Interessant was verder in zijn verhaal dat ze in Toronto een cursus voor huisartsen hebben
ontworpen om in 2 keer 3 dagen een praktijkvraag op een goede manier te vertalen in een
onderzoeksvraag en samen met anderen een onderzoeksaanvraag op te stellen. Thomas Lamond,
een tandarts- onderzoeker vertelde over het tandarts – onderzoeksnetwerk in Schotland. Lamond gaf
aan dat het belangrijk is om in een netwerk verschillende vormen van betrokkenheid te hebben;
richting gevend in onderzoek, uitvoerend in onderzoek, data aanleverend en geen betrokkenheid. De
presentatie van Jon- Torgeir Lunke van het Noorse ministerie van volksgezondheid ging vooral over
de vraag hoe de ontwikkeling van de Noorse eerstelijns netwerken kan bijdragen aan het
innovatiebeleid van de Noorse gezondheidszorg. Men wil graag alle beleidslijnen op het gebied van
vernieuwing van zorg aan elkaar koppelen voordat men op afzonderlijke onderdelen toezeggingen
doet. Mijn eigen presentatie ging vooral over de organisatorische kanten van het ANH VUmc en over
de zaken die we hebben geleerd van de vernieuwing van ons netwerk (zie verder presentatie).
Vragen aan mijn adres gingen met name over het vraagstuk van aansturing (topdown sturing of
bottom-up faciliteren) en over de wijze waarop wij onderwijs integreren in ons netwerk.
Al met al een interessante en leuke internationale ervaring! Alle presentaties zijn te vinden op de
website van de onderzoeksgroep huisartsgeneeskunde
Bergen: http://helse.uni.no/contentitem.aspx?site=12&ci=8674&lg=1
Even voorstellen vanuit de Stuurgroep: Elbrig Wijbenga
Mijn naam is Elbrig Wijbenga. Vanaf oktober
2011 werk ik als huisarts in
gezondheidscentrum De Vaart (SAG).
Daarnaast verricht ik nog een aantal andere
werkzaamheden.
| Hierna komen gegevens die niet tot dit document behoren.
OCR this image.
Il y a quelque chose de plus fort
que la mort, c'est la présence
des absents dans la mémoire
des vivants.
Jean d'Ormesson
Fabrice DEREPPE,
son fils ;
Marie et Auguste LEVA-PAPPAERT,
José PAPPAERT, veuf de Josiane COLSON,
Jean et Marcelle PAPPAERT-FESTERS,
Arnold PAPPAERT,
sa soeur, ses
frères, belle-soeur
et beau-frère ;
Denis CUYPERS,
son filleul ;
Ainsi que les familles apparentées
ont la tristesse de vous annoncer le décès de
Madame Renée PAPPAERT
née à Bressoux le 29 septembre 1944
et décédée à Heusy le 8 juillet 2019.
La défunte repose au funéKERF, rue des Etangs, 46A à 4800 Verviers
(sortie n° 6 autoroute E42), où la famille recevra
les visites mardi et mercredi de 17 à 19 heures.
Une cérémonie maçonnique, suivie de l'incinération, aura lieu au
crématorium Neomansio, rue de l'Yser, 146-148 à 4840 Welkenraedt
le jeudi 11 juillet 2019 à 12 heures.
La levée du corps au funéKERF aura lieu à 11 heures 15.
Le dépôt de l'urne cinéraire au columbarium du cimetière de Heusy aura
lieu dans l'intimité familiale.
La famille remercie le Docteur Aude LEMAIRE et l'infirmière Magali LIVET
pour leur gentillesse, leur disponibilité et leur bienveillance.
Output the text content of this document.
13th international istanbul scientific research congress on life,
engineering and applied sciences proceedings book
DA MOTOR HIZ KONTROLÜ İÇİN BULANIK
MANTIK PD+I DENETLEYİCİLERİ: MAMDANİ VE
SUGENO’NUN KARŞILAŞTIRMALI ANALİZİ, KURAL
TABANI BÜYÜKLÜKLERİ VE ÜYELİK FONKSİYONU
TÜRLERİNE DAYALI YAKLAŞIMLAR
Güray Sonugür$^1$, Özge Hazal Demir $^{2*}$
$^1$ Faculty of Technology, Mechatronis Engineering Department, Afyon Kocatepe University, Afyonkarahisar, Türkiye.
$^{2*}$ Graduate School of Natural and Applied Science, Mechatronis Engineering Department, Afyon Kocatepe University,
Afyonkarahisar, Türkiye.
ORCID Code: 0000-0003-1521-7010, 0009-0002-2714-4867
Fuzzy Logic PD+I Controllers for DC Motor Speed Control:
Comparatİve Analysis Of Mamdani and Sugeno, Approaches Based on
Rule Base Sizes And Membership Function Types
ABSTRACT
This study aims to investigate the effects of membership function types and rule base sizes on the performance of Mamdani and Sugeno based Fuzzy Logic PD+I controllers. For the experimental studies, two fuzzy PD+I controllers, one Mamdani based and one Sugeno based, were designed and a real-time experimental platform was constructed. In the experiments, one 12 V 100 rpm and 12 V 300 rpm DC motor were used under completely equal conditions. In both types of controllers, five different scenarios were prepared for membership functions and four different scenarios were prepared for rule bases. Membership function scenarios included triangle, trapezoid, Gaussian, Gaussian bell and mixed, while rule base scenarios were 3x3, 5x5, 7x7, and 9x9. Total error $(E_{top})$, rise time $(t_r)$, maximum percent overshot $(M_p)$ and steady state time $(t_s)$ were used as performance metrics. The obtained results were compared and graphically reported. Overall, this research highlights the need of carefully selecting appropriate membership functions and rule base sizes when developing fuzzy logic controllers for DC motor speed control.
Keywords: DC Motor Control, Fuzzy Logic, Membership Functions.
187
Ik ben huisartsopleider
(VUmc), eens per 2 weken werk ik als
huisarts-JGZ-arts op het OKC in De Vaart, ik
zit in de stuurgroep CVRM, ben POHverantwoordelijk huisarts en sinds september
2013 ben ik stuurgroeplid binnen het ANH.
Als stuurgroeplid ANH vorm ik een schakel tussen het ANH en de SAG. Samen met de andere
stuurgroepleden beoordeel ik onderzoeksaanvragen en beslis ik mee op welke manier onderzoeken
geïmplementeerd kunnen worden binnen de diverse centra. Voor de SAG-centra zelf heb ik meer een
coördinerende functie.
De koepelleden van de andere ontwikkelcentra naast De Vaart, te weten Borgerstraat, Osdorp en
De Keijzer ondersteunen mij hierin. De onderzoeken waar de SAG aan meewerkt zijn:
Panelmanagement CVRM, Rugactief, KIZO-project, Opti-Med-studie en StepDep.
Mijn e-mailadres is: [email protected]
De samenwerking met het ANH vind ik inspirerend. Het is belangrijk dat ik op deze manier een
bijdrage kan leveren aan de ontwikkeling en kwaliteitsverbetering van de huisartsgeneeskunde.